Science Friction_ Where the Known Meets the Unknown - Michael Shermer [143]
Spin doctoring [Darwin] centers on two different subjects: the process of evolution as a theory and mechanism; and the pathway of evolution as a description of life’s history. Spin doctoring for the process tries to depict evolution as inherently progressive, and as working toward some “higher” good in acting “for” the benefit of such groups as species or communities (not just for advantages of individual organisms), thereby producing such desired ends as harmonious ecosystems and well-designed organisms. Spin doctoring for the pathway reads the history of life as continuous flux with sensible directionality toward more complex and more brainy beings, thereby allowing us to view the late evolution of Homo sapiens as the highest stage, so far realized, of a predictable progress.34
Adaptationism—Nonadaptationism. In an essay entitled “Wallace’s Fatal Flaw,” Gould highlights the themes of optimality and suboptimality, continuity and discontinuity, by demonstrating how Alfred Russel Wallace erred in insisting (to Darwin’s dismay) that natural selection could not account for the human mind because he could not conceive of an adaptive use for such a large organ during primate evolution. Therefore, Wallace reasoned, a higher intelligence must have intervened in the process, granting us such nonadaptive abilities as mathematics, music appreciation, and spiritual communication. This hyperadaptationism, in Gould’s reading of the historical record, shows just how dangerous a scientific doctrine can become when carried to an extreme (and thus the lesson for today’s hyperadaptationists).
Natural selection may build an organ “for” a specific function or group of functions. But this “purpose” need not fully specify the capacity of that organ. Objects designed for definite purposes can, as a result of their structural complexity, perform many other tasks as well. A factory may install a computer only to issue the monthly pay checks, but such a machine can also analyze the election returns or whip anyone’s ass (or at least perpetually tie them) in tic-tac-toe. Our large brains may have originated “for” some set of necessary skills in gathering food, socializing, or whatever; but these skills do not exhaust the limits of what such a complex machine can do.35
Punctuationism—Gradualism. In an essay entitled “The Interpretation of Diagrams,” Gould considers the long-standing debate in geology over catastrophism versus uniformitarianism in the context of explaining the origins of the Cambrian “explosion” of life, arguing that the history of life from the beginning has been periodically punctuated by sudden and dramatic change (the “log phase” in the passage below) but most of the time remains relatively stable.

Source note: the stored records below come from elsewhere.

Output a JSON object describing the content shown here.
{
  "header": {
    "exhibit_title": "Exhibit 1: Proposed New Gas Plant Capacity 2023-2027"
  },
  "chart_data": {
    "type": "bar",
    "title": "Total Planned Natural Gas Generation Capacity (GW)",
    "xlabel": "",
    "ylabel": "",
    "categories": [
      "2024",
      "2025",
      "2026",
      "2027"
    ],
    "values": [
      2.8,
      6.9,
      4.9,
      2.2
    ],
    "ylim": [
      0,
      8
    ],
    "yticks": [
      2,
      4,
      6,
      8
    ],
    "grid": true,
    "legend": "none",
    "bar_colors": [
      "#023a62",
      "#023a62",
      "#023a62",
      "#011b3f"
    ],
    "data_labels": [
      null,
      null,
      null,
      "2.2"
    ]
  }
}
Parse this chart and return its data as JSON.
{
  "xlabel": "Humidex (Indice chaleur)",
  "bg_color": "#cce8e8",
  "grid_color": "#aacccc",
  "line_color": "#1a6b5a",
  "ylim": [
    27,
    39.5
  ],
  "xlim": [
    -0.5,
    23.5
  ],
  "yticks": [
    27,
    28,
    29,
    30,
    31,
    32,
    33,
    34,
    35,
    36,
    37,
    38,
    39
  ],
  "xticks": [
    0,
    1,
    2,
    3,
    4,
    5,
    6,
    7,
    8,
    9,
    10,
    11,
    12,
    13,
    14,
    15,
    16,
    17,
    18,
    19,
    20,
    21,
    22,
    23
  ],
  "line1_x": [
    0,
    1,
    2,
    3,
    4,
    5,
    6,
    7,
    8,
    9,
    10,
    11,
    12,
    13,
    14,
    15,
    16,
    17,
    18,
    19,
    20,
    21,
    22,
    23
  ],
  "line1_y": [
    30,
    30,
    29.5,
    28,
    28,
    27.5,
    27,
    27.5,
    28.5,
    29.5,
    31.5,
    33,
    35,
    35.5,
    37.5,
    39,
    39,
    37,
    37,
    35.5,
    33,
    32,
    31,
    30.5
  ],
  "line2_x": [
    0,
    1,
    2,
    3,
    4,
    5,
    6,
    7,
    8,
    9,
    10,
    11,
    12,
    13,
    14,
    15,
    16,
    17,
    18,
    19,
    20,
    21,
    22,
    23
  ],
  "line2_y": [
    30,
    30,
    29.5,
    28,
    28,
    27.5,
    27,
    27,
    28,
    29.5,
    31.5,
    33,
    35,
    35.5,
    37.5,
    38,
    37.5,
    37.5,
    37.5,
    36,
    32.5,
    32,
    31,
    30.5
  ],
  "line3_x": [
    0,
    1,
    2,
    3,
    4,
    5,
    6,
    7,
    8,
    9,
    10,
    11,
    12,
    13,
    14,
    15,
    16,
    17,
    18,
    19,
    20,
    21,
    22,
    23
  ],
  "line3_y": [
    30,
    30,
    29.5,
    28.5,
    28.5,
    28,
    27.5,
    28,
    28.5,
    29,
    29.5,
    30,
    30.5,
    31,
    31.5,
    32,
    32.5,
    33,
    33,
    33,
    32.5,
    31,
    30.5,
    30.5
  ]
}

The log phase of the Cambrian filled up the earth’s oceans. Since then, evolution has produced endless variation on a limited set of basic designs. Marine life has been copious in its variety, ingenious in its adaptation, and (if I may be permitted an anthropocentric comment) wondrous in its beauty. Yet, in an important sense, evolution since the Cambrian has only recycled the basic products of its own explosive phase.36
Contingency—Necessity In an essay entitled “The Horn of Triton,” Gould uses the findings (and a striking photograph) from the Voyager spacecraft in its flyby of Neptune with its moon Triton, both in their crescent phases (thus the “horn”) relative to the spacecraft, to consider what we can learn about the uniqueness of history versus the repeatability of nature’s law’s.
I offer, as the most important lesson from Voyager, the principle of individuality for moons and planets. This contention should elicit no call for despair or surrender of science to the domain of narrative.